OSB'li çocuklara beceri veya kavram öğretimi amacıyla geliştirilen öğretim yöntemlerini içeren yaklaşımlardan biri olan uygulamalı davranış analizine (UDA) dayalı öğretim yaklaşımına bağlı öğretim yöntemleri, bilimsel dayanaklı olan oldukça köklü yöntemlerdir. Birçok araştırma sonunda UDA yaklaşımına dayalı öğretim yöntemlerinin, OSB’li bireylere beceri veya kavram öğretiminde etkili olduğu ortaya çıkarılmıştır. UDA uygulamaları yaygın olarak bireysel eğitim biçiminde uygulanmaktadır.

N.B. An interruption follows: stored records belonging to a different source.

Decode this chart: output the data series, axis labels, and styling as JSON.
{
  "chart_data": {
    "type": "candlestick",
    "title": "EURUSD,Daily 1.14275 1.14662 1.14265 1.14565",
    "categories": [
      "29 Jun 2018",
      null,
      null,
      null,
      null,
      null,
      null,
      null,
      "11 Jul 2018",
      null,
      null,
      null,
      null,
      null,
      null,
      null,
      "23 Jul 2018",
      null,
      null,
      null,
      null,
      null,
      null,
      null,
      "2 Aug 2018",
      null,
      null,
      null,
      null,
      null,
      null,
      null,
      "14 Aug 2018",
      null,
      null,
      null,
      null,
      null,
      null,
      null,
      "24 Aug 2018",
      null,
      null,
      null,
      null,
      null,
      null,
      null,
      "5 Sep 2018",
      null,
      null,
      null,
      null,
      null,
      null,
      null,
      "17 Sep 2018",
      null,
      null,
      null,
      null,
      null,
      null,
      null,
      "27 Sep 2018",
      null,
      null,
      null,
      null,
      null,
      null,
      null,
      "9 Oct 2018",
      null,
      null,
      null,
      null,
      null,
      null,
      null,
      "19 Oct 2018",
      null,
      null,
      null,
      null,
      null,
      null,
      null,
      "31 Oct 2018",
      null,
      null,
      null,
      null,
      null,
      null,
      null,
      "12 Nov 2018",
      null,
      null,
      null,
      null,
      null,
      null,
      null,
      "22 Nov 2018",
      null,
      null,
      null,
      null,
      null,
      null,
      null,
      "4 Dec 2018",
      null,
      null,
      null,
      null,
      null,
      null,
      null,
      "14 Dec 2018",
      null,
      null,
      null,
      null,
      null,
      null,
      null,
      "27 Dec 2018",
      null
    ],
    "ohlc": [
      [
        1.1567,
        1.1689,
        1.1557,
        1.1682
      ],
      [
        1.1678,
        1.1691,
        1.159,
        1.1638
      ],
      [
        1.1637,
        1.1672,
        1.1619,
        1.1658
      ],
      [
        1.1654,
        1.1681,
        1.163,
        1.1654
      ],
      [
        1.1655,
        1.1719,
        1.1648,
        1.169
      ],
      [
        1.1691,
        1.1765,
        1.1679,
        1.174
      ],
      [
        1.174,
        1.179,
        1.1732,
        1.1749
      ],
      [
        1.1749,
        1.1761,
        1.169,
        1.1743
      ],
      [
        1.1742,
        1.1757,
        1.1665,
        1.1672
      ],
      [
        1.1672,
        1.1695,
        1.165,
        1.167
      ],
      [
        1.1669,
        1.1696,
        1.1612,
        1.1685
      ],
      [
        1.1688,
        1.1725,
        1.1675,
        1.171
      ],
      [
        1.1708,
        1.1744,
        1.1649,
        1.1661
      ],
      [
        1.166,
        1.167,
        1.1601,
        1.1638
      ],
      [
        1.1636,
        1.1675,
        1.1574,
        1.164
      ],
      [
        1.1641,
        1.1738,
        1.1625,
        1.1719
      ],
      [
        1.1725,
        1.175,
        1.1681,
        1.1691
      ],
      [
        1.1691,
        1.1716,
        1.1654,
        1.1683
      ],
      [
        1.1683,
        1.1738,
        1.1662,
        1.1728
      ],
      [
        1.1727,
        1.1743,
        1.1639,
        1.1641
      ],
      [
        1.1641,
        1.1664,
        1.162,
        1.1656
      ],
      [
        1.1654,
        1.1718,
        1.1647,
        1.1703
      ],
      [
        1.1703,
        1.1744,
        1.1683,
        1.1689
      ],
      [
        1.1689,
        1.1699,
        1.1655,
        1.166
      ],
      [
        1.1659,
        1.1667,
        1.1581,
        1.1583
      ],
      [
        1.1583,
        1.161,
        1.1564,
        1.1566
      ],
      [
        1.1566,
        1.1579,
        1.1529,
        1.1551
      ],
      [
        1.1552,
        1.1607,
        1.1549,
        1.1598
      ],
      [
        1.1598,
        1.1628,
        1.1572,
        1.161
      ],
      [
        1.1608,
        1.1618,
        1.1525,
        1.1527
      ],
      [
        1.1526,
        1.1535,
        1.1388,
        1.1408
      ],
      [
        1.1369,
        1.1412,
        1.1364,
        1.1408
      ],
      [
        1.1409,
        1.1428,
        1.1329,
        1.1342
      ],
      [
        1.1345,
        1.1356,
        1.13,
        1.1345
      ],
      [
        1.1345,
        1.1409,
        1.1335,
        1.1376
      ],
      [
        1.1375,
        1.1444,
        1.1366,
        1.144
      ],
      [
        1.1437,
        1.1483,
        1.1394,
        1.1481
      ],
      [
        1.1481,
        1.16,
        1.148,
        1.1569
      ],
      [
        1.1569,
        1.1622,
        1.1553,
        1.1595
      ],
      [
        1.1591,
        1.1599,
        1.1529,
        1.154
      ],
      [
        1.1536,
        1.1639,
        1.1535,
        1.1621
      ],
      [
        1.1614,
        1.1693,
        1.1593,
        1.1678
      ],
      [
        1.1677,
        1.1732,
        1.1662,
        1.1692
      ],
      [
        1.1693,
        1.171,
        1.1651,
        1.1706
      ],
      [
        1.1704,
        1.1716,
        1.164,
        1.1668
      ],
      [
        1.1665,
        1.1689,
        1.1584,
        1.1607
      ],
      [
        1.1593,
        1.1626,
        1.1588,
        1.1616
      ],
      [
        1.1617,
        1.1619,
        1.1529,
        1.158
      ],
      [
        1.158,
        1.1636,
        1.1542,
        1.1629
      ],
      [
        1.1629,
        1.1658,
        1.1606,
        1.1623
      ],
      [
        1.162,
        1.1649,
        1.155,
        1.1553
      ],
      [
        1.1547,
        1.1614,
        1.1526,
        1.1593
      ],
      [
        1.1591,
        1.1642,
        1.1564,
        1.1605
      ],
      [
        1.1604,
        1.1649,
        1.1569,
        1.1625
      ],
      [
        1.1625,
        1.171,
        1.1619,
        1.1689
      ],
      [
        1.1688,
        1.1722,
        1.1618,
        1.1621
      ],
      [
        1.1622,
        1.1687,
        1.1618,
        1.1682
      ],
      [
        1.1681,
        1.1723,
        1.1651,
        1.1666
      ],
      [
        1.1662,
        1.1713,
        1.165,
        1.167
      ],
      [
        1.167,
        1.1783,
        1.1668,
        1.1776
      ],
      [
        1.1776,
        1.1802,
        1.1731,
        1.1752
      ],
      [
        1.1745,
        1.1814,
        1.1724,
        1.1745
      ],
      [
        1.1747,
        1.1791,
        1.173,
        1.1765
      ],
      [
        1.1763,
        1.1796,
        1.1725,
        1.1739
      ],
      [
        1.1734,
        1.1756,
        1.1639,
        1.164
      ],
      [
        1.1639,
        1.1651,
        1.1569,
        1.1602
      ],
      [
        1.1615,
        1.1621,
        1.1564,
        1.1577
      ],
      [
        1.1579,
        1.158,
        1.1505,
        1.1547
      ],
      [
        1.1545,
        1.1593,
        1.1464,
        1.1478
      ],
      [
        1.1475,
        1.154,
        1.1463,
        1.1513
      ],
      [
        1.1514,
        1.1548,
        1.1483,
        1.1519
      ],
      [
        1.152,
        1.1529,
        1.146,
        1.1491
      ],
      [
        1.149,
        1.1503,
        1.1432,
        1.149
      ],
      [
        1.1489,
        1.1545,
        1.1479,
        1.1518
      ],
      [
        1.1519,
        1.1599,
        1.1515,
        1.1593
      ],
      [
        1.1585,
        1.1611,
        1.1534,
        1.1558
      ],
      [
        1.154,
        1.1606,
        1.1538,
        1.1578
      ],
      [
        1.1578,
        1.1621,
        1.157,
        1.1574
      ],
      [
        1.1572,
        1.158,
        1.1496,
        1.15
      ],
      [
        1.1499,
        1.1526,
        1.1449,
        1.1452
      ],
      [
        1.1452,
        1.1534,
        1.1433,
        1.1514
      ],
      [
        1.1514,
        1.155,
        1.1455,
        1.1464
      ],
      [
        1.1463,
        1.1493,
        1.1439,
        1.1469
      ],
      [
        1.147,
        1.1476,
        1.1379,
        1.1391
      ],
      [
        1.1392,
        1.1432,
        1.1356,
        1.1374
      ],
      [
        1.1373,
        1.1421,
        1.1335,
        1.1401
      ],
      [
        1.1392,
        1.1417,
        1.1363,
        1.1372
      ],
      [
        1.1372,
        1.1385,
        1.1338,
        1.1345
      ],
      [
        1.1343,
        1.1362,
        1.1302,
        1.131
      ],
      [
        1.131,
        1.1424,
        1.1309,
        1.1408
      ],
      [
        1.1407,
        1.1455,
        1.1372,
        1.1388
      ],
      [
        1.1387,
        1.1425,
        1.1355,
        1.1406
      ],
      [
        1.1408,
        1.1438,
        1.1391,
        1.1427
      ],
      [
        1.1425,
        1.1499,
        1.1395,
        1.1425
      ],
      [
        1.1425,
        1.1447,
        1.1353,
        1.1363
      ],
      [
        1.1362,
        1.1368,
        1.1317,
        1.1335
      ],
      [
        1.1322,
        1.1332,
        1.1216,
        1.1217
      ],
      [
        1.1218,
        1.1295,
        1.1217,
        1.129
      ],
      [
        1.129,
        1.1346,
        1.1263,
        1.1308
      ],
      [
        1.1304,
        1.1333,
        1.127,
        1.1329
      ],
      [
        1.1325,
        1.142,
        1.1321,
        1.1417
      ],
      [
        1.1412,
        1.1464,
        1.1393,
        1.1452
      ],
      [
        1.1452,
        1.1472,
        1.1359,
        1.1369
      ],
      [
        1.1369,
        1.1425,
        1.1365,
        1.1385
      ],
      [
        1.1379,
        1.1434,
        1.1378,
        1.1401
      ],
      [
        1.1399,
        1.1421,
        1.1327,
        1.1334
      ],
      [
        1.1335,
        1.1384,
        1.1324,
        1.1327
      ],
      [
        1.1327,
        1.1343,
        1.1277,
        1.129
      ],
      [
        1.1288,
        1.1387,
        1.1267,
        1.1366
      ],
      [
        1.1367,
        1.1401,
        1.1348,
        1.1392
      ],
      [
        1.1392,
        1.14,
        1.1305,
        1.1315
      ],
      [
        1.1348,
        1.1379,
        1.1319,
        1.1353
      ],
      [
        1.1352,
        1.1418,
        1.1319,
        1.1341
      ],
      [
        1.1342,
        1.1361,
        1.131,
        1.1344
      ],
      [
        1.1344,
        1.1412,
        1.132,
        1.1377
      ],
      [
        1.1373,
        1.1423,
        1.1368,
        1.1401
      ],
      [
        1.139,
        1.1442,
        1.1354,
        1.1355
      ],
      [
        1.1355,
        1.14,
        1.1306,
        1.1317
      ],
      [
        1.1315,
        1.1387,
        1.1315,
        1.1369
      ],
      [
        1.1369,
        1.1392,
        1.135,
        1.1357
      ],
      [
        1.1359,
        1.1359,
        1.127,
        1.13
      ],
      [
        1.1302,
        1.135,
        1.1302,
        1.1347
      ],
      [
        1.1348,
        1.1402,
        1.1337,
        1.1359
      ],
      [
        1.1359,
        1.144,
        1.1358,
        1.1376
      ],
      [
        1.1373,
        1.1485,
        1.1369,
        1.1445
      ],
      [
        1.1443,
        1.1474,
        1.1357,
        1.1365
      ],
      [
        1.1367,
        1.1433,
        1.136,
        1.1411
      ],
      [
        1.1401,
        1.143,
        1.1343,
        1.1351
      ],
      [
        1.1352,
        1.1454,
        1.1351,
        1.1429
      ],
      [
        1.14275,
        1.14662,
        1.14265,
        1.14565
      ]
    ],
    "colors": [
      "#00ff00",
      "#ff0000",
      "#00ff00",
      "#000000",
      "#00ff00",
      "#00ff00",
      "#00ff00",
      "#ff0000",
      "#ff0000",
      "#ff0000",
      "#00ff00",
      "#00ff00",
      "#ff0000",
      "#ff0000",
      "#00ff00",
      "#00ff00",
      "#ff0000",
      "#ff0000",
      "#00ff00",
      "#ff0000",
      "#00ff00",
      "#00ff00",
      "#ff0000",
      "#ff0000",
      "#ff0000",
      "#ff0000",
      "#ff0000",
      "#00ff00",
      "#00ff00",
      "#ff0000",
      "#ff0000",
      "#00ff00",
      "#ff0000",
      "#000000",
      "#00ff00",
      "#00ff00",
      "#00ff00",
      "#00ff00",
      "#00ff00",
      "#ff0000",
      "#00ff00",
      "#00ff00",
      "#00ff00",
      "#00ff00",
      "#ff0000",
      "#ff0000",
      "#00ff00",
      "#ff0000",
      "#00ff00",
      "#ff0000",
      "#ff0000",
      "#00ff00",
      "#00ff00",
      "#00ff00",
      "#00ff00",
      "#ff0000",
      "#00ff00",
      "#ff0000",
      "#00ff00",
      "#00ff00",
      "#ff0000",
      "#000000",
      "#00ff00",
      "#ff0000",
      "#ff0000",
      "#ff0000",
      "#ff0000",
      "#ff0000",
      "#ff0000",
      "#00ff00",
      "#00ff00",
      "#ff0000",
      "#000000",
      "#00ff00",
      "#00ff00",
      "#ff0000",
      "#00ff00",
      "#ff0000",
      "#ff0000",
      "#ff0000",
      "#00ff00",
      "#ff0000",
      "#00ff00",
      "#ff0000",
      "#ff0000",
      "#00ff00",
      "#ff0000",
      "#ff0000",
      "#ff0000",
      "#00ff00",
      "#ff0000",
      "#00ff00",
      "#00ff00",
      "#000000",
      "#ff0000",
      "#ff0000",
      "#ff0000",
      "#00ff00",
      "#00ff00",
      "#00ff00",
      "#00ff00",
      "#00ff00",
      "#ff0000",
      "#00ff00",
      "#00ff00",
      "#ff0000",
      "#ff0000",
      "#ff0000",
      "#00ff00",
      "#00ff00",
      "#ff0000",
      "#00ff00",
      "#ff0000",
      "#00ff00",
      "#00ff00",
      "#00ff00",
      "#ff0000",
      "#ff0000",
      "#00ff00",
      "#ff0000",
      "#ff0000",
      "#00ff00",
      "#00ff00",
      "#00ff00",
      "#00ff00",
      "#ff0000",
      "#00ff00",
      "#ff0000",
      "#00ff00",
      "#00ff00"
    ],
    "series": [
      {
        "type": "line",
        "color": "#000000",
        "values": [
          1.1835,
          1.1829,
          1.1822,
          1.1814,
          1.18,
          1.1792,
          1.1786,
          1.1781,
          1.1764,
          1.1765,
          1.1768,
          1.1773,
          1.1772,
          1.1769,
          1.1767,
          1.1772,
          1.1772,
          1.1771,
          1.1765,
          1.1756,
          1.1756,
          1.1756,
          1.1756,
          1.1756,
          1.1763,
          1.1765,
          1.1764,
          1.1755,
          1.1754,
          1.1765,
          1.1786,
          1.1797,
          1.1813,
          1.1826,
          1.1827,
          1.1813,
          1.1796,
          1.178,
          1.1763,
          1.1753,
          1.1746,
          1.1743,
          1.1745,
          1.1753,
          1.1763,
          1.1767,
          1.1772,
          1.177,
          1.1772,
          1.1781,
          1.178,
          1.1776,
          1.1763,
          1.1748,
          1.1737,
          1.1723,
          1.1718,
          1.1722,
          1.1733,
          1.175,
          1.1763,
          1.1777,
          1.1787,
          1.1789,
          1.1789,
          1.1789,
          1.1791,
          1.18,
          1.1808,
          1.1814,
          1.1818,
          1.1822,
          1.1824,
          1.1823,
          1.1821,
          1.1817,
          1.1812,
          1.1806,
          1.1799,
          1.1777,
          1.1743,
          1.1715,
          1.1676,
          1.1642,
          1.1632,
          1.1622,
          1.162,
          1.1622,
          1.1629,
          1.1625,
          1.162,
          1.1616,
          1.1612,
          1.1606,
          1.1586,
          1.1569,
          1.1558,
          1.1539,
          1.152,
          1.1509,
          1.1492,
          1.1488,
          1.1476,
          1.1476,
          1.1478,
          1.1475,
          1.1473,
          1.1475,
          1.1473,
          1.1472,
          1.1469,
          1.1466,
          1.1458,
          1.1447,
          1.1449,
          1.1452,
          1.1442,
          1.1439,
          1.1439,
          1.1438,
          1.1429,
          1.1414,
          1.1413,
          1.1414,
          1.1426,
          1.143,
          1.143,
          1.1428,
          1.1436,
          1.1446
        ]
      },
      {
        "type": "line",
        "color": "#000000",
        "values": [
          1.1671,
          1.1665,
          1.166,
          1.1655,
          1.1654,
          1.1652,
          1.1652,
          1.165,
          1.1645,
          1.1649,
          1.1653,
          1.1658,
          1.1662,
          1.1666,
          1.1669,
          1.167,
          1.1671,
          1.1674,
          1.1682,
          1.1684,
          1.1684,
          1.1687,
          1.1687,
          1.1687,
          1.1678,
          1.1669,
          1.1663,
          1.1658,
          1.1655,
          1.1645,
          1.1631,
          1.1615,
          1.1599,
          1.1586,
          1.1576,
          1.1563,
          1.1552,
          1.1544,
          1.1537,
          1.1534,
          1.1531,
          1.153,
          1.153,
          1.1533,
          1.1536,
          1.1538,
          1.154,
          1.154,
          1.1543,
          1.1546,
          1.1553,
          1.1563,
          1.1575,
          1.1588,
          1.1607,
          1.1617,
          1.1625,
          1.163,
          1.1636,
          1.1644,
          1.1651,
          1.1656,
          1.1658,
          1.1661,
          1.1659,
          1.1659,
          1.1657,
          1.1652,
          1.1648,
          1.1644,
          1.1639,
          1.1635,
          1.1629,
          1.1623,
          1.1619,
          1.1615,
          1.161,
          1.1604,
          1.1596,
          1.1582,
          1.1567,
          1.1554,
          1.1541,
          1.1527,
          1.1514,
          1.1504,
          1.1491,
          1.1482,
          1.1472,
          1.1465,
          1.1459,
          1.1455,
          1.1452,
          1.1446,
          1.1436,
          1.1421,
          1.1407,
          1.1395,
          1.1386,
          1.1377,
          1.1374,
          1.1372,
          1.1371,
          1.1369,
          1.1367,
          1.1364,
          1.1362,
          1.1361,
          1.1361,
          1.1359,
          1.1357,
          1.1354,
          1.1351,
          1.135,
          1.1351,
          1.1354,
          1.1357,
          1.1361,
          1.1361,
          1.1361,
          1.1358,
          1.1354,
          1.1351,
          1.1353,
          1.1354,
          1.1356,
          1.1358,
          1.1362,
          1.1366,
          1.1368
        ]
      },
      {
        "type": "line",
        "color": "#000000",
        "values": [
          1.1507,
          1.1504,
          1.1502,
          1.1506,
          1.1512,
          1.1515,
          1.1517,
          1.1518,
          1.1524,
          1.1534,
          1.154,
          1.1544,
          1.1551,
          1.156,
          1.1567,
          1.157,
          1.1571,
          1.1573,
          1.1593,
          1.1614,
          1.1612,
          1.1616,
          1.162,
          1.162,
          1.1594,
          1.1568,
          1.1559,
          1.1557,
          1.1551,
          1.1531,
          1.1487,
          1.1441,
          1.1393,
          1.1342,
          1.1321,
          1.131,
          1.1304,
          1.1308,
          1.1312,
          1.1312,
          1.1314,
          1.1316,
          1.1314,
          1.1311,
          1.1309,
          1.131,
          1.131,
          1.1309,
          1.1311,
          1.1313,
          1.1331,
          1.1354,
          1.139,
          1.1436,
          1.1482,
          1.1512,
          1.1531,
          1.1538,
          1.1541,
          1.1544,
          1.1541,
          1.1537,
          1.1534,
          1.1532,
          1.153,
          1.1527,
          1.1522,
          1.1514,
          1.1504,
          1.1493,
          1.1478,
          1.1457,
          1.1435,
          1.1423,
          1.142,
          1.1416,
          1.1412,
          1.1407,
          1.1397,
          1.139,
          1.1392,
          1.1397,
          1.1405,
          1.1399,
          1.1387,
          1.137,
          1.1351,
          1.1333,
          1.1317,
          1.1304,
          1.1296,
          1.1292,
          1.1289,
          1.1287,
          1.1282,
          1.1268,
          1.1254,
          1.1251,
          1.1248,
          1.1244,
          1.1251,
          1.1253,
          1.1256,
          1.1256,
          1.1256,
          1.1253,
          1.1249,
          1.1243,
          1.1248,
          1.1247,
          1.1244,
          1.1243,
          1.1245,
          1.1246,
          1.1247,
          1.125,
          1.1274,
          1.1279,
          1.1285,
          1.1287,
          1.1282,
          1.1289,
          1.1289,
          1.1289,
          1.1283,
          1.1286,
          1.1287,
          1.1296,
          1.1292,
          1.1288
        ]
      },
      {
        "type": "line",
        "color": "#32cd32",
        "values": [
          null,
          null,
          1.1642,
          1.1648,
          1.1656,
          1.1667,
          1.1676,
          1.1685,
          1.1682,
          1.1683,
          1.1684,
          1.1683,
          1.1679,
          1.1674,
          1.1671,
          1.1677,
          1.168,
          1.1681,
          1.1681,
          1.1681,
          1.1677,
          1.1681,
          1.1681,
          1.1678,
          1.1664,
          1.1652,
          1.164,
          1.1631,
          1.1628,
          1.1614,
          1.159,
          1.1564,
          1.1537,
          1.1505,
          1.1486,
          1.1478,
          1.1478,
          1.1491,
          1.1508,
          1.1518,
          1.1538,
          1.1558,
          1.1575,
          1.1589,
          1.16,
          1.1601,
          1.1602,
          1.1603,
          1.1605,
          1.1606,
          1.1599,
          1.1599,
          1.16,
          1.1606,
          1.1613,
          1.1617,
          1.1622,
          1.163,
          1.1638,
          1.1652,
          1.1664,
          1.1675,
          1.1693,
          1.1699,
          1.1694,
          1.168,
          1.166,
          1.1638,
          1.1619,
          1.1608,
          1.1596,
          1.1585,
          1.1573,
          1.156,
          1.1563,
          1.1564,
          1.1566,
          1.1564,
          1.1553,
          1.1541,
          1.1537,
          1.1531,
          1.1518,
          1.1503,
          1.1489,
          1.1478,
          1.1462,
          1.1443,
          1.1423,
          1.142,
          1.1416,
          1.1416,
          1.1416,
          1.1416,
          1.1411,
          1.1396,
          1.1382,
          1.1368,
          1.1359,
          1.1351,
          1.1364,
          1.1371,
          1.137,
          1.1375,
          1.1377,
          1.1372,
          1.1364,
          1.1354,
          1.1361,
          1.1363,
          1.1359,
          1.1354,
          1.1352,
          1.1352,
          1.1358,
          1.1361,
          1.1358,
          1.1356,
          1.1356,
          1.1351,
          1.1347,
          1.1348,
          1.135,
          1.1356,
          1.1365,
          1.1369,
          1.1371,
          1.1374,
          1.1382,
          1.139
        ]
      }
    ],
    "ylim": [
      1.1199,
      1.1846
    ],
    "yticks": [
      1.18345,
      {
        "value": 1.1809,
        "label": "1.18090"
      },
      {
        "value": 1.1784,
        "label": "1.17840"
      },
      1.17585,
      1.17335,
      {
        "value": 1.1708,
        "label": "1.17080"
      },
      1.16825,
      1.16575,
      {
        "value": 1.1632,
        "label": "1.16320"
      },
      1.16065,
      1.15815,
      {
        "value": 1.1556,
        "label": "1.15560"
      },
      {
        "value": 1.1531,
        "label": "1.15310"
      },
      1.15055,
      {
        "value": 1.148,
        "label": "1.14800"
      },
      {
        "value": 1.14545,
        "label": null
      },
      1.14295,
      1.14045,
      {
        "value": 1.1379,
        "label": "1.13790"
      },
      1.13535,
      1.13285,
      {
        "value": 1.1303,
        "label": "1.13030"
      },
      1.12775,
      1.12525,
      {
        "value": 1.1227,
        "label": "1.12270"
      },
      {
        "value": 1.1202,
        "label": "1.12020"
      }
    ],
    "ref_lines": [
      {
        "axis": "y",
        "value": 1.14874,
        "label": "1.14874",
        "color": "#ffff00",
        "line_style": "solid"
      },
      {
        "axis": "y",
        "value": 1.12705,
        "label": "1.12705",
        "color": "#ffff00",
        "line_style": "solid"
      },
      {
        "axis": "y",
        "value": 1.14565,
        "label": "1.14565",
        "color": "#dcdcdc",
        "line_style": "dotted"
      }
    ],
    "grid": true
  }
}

Doğal Davranışsal Gelişimsel Müdahale Yaklaşımı

OSB’li çocuklara öğretimi hedeflenen beceri veya kavramlar arasında sosyal etkileşim ve iletişim becerilerinin kazandırılması için yaygın olarak kullanılan diğer bir öğretim yaklaşımı ise doğal davranışsal gelişimsel müdahale yaklaşımıdır. Bu öğretim yaklaşımı; ortak dikkat, taklit, iletişim davranışları gibi sosyal iletişim becerilerinin öğretiminde etkili olduğunu gösteren araştırmalar bulunmaktadır. Bu yaklaşım, sosyal iletişim becerilerinin doğal ortamında öğretimini savunmaktadır. Öğretmen ve çocuk arasında sosyal etkileşim ve iletişimin karşılıklılığı son derece önemlidir.

Özel eğitim, OSB’li bireylerin temel sorun yaşadığı alanlara yoğunlaşan, öğrenme özelliklerini ve eğitsel gereksinimlerini dikkate alan bireysel veya grup eğitimleri ile yoğun ve kapsamlı biçimde sağlanmalıdır. Erken dönemden itibaren kapsamlı özel eğitim desteğinin sağlanması, akranları ile birlikte eğitim ortamlarında eğitimlerine mümkün olduğunca devam desteğinin sağlanması ve ebeveynlere bilgi ve sosyal desteğin sağlanması yoluyla OSB’nin birey üzerindeki etkileri en az seviyeye indirilebilir.